Monsieur, je vois par le contenu de votre lettre du 30 juillet qu’alors vous n’aviez point encore reçu mes lettres, qui vous annonçaient la soumission de toute la Crimée. Elle a fait son accord avec le prince Dolgorouki. Aujourd’hui même, j’ai reçu un courrier par lequel on m’annonce que les ambassadeurs tartares sont en chemin pour me demander la confirmation du kan qu’ils ont élu à la place de Selime-Ghirey, qu’ils ont trouvé trop attaché intérieurement aux Turcs, parce qu’il avait des possessions personnelles en Roumélie. Ils lui ont persuadé de s’en aller, et lui ont fourni à cet effet quelques esquifs. Je m’en vais donc faire distribuer des sabres, des aigrettes, des kaftans, et j’aurai un faux air de Moustapha.

Ces Tartares ont fait plus de la moitié du chemin pour secouer l’oppression ottomane ; d’ailleurs, nous n’en aurions pas eu aussi bon marché. Je défierais à présent Oreste de voler une seule statue en Crimée, parce qu’il n’y a pas l’ombre des beaux-arts chez ces gens-là ; mais sa postérité n’en a pas moins conservé le goût de prendre ce qui n’est pas à eux.

Laissez faire sultan Ali-bey : vous verrez qu’il deviendra joli garçon, après avoir pris le 6 de juin Damas. Si votre chère Grèce, qui ne sait que faire des vœux, agissait avec autant de vigueur que ce seigneur-là, bientôt le théâtre d’Athènes ne serait plus potager, ni le Lycée écuries[2]. Mais si cette guerre continue, mon jardin de Tsarskoé-Selo ressemblera à un jeu de quilles, car à chaque action d’éclat j’y fais élever quelque monument. La bataille du Kagoul, où dix-sept mille hommes en battirent cent cinquante mille, y a produit un obélisque avec une inscription qui ne contient que le fait et le nom du général ; la bataille de Tschesmé a fait naître dans une très-grande pièce d’eau une colonne rostrale ; la prise de la Crimée y sera perpétuée par une grosse colonne ; la descente dans la Morée, par une autre.
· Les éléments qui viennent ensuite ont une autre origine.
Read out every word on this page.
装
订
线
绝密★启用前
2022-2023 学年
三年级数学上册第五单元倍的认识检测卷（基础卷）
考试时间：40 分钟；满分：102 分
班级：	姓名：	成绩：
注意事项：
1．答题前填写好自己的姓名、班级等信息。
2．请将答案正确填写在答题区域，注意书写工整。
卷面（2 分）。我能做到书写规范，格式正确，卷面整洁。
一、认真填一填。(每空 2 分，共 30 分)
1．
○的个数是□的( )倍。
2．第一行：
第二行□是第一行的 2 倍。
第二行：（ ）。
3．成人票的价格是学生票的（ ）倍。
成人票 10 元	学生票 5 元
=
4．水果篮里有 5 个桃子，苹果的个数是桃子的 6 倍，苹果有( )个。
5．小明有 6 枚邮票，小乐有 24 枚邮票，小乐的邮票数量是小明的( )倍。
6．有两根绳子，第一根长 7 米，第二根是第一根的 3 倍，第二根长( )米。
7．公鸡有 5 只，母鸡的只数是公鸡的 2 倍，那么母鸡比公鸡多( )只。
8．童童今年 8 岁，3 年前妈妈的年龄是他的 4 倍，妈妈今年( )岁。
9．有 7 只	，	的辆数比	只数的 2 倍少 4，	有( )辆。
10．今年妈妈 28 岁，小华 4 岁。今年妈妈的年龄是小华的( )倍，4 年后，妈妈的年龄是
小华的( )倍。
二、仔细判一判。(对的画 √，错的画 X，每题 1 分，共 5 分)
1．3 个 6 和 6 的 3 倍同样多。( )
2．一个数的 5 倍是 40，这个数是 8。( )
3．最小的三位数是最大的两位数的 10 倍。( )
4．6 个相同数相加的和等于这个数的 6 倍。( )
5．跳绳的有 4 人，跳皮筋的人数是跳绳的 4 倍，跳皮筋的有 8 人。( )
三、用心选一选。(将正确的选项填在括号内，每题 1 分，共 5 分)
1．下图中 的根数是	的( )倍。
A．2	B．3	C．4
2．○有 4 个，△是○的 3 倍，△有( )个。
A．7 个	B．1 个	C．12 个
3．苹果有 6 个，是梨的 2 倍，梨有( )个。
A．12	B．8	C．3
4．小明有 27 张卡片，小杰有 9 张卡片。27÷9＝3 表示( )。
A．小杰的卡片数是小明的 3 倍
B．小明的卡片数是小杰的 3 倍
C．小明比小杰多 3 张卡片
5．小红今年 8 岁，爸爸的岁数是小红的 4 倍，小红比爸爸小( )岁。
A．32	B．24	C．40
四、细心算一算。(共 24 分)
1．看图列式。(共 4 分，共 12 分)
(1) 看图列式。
Tout cela est fait des plus beaux marbres qu’on puisse voir, et que les Italiens même admirent. Ces marbres se trouvent les uns dans les rives du lac Ladoga, les autres à Caterinenbourg, en Sibérie, et nous les employons comme vous voyez : il y en a presque de toutes couleurs.
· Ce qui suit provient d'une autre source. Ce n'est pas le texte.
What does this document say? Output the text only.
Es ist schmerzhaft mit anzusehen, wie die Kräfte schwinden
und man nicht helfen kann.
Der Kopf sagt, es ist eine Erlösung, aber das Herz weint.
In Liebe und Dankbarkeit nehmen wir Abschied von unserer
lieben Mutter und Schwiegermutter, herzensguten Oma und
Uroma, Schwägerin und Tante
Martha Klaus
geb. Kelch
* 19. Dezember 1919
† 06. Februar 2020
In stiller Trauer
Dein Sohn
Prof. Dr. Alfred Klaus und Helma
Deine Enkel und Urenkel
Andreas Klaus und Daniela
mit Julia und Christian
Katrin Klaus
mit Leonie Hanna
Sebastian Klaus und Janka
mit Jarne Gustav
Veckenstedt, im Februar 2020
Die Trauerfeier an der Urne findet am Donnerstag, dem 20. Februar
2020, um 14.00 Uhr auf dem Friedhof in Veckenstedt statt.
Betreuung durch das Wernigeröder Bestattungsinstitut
Outre cela, derrière mon jardin, dans un bois, j’ai imaginé de faire bâtir un temple de Mémoire pour la guerre présente, où tous les faits importants (et il n’y en a pas peu, nous en sommes au 64e numéro) seront gravés-sur des médaillons et des inscriptions en langue du pays, très-simples et courtes, avec la date et le nom de ceux qui les ont effectués. J’ai un excellent architecte italien qui fait à présent le plan de ce bâtiment, qui sera, j’espère, beau et de bon goût, et fera l’histoire de cette guerre. Cette idée m’amuse beaucoup, je crois que vous ne la trouverez point déplacée.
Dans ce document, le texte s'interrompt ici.